Santander will pull its five-year fixed rate business and product transfers at 3.99% for intermediary and direct borrowers a week after they were launched.
The withdrawal will come at 10pm on Friday 21 February, with the move coming after “a recent increase in five-year market swap rates,” the high street bank says in a note to brokers.
The lender introduced the sub-4% rate, at two- and five-year terms, on 13 February. The two-year term is unaffected.
The bank says its withdrawals cover:
New business
- 60% LTV five-year fixes at 3.99%, with a £1,749 fee remortgage
- 60% LTV five-year fixes at 3.99% with a £1,999 fee purchase
Product transfers
- 60% and 75% LTV five-year fixes at 3.99%, with a £1,749 fee
Trinity Financial product and communications director Aaron Strutt says: “Santander has been receiving a huge amount of applications for its sub-4% rates and given the rise in funding costs over the last couple of days, it was only a matter of time until the bank was going to withdraw some of its products.

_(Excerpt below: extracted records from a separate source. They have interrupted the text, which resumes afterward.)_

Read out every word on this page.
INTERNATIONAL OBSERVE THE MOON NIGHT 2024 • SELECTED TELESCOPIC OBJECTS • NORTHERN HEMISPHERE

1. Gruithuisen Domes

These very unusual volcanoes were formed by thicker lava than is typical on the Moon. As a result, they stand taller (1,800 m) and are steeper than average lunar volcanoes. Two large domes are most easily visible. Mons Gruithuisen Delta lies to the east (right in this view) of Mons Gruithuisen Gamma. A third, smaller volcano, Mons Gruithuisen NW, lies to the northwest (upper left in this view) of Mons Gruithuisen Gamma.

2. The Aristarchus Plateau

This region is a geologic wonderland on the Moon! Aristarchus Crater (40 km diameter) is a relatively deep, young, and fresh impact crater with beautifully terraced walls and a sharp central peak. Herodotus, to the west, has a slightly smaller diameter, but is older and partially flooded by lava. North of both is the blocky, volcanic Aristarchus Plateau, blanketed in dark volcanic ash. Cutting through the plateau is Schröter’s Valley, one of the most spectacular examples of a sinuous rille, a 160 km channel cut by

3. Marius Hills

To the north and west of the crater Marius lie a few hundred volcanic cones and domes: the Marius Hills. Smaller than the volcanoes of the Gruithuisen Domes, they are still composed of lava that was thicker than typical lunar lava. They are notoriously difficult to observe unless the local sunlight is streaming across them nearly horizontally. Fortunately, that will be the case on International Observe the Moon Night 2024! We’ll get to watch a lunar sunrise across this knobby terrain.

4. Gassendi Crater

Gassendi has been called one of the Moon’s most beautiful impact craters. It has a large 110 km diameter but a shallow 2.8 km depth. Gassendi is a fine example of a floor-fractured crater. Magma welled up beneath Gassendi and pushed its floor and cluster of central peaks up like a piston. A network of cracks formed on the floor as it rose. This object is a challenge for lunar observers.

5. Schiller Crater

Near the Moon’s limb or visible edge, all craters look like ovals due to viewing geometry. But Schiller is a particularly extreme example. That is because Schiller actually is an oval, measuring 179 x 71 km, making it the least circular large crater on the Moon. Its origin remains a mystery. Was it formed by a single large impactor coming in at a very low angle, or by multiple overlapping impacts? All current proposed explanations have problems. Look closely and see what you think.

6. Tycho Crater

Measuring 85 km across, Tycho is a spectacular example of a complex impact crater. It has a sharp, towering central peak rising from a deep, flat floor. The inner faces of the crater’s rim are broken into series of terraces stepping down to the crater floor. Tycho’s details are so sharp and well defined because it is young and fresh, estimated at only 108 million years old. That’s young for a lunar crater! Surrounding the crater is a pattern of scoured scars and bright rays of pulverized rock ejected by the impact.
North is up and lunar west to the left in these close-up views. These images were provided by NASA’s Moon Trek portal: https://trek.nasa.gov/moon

“Santander is keeping its 3.99% two-year fix and Barclays still has the 3.99% five-year rate although they may not be around much longer.
“There is still time to secure Santander’s best buy deal but borrowers will need to be quick.”

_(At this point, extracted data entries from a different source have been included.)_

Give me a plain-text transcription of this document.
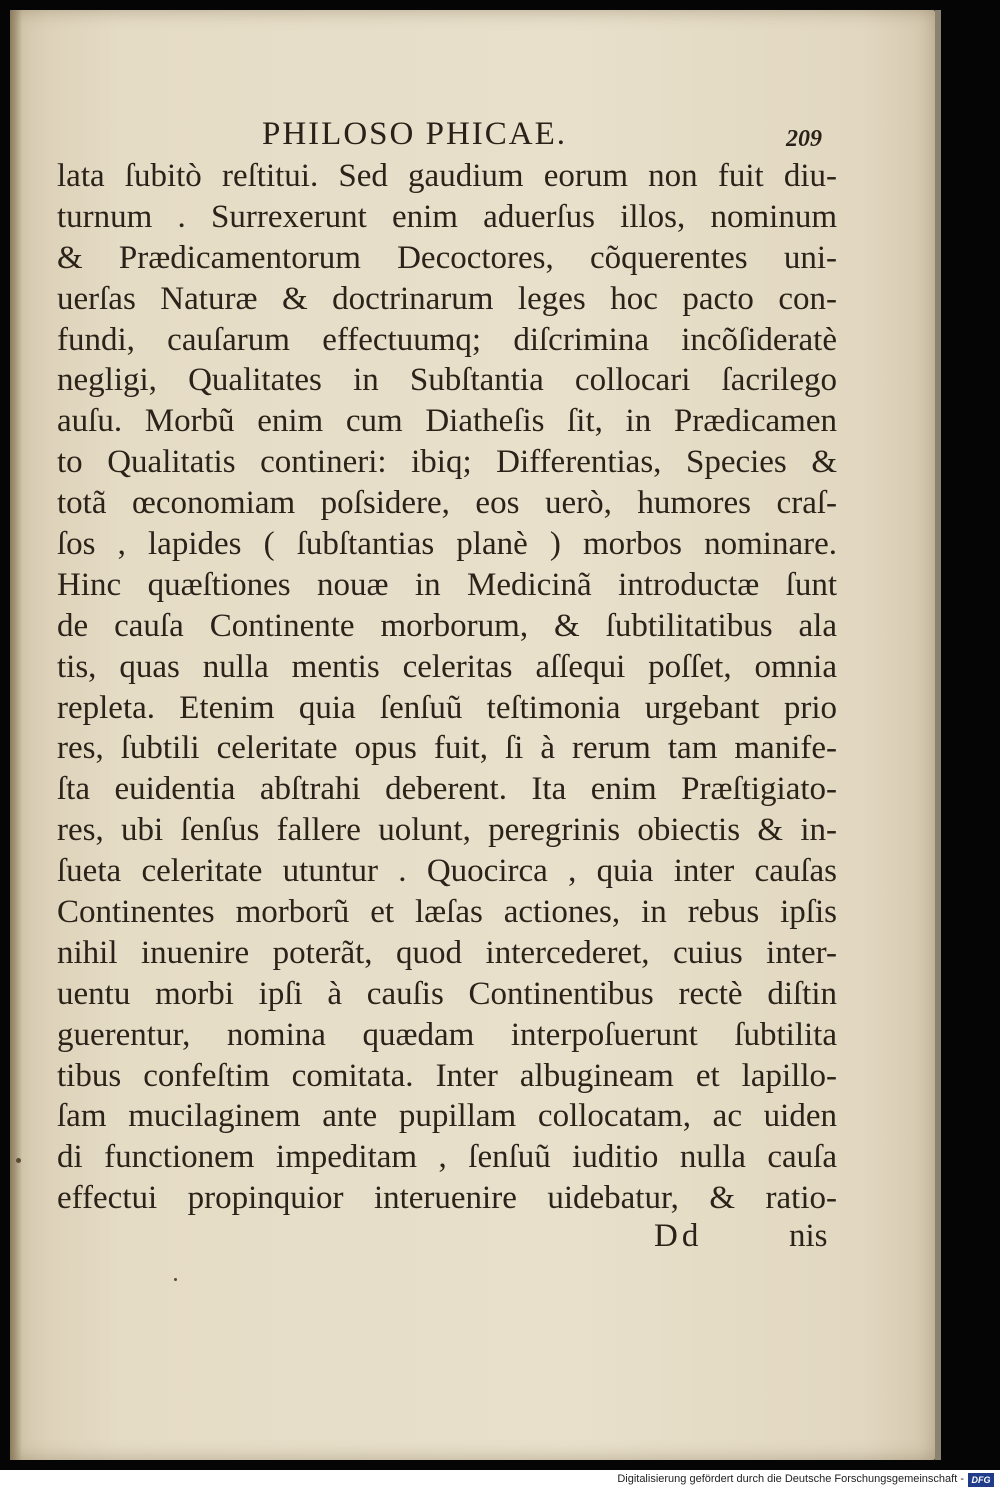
PHILOSO PHICAE.	209
lata ſubitò reſtitui. Sed gaudium eorum non fuit diu-
turnum . Surrexerunt enim aduerſus illos, nominum
& Prædicamentorum Decoctores, cõquerentes uni-
uerſas Naturæ & doctrinarum leges hoc pacto con-
fundi, cauſarum effectuumq; diſcrimina incõſideratè
negligi, Qualitates in Subſtantia collocari ſacrilego
auſu. Morbũ enim cum Diatheſis ſit, in Prædicamen
to Qualitatis contineri: ibiq; Differentias, Species &
totã œconomiam poſsidere, eos uerò, humores craſ-
ſos , lapides ( ſubſtantias planè ) morbos nominare.
Hinc quæſtiones nouæ in Medicinã introductæ ſunt
de cauſa Continente morborum, & ſubtilitatibus ala
tis, quas nulla mentis celeritas aſſequi poſſet, omnia
repleta. Etenim quia ſenſuũ teſtimonia urgebant prio
res, ſubtili celeritate opus fuit, ſi à rerum tam manife-
ſta euidentia abſtrahi deberent. Ita enim Præſtigiato-
res, ubi ſenſus fallere uolunt, peregrinis obiectis & in-
ſueta celeritate utuntur . Quocirca , quia inter cauſas
Continentes morborũ et læſas actiones, in rebus ipſis
nihil inuenire poterãt, quod intercederet, cuius inter-
uentu morbi ipſi à cauſis Continentibus rectè diſtin
guerentur, nomina quædam interpoſuerunt ſubtilita
tibus confeſtim comitata. Inter albugineam et lapillo-
ſam mucilaginem ante pupillam collocatam, ac uiden
di functionem impeditam , ſenſuũ iuditio nulla cauſa
effectui propinquior interuenire uidebatur, & ratio-
Dd	nis
Digitalisierung gefördert durch die Deutsche Forschungsgemeinschaft - DFG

Five-year Sonia swap rates were 3.93% on 18 February, down from 4.04 a month ago, according to Chatham Financial. Two-year swap rates were 4.02% down from 4.17% over the same period.
L&C Mortgages associate director David Hollingworth adds: “Yesterday’s news of the increase in the rate of inflation meant that some of the lowest fixed mortgage rates on the market could be under threat.
“That hasn’t taken long to feed through, and Santander has announced that it will be withdrawing its 5-year fix at 3.99% at the end of tomorrow, citing an increase in market rates as the driver. Its 2-year 3.99% fixed rate will remain in place.
“Co-operative Bank has also announced that it will temporarily withdraw some of its fixed rates from close of play tomorrow.
He points out: “It’s not all bad news. Barclays has managed to find room for improvement in its existing customer products and both Nationwide and Halifax have just announced their intent to cut rates from tomorrow.
“Although the movement in swap rates, which are a key indicator for fixed mortgage rates, has not been enormous it does look to be enough to put some of the very lowest rates in peril.
“The constant shift in mortgage rates can be frustrating but the good news is that the longer-term expectation for Bank of England base rate is that it will continue downwards as the year progresses. What we don’t know is when it will next fall and how far.”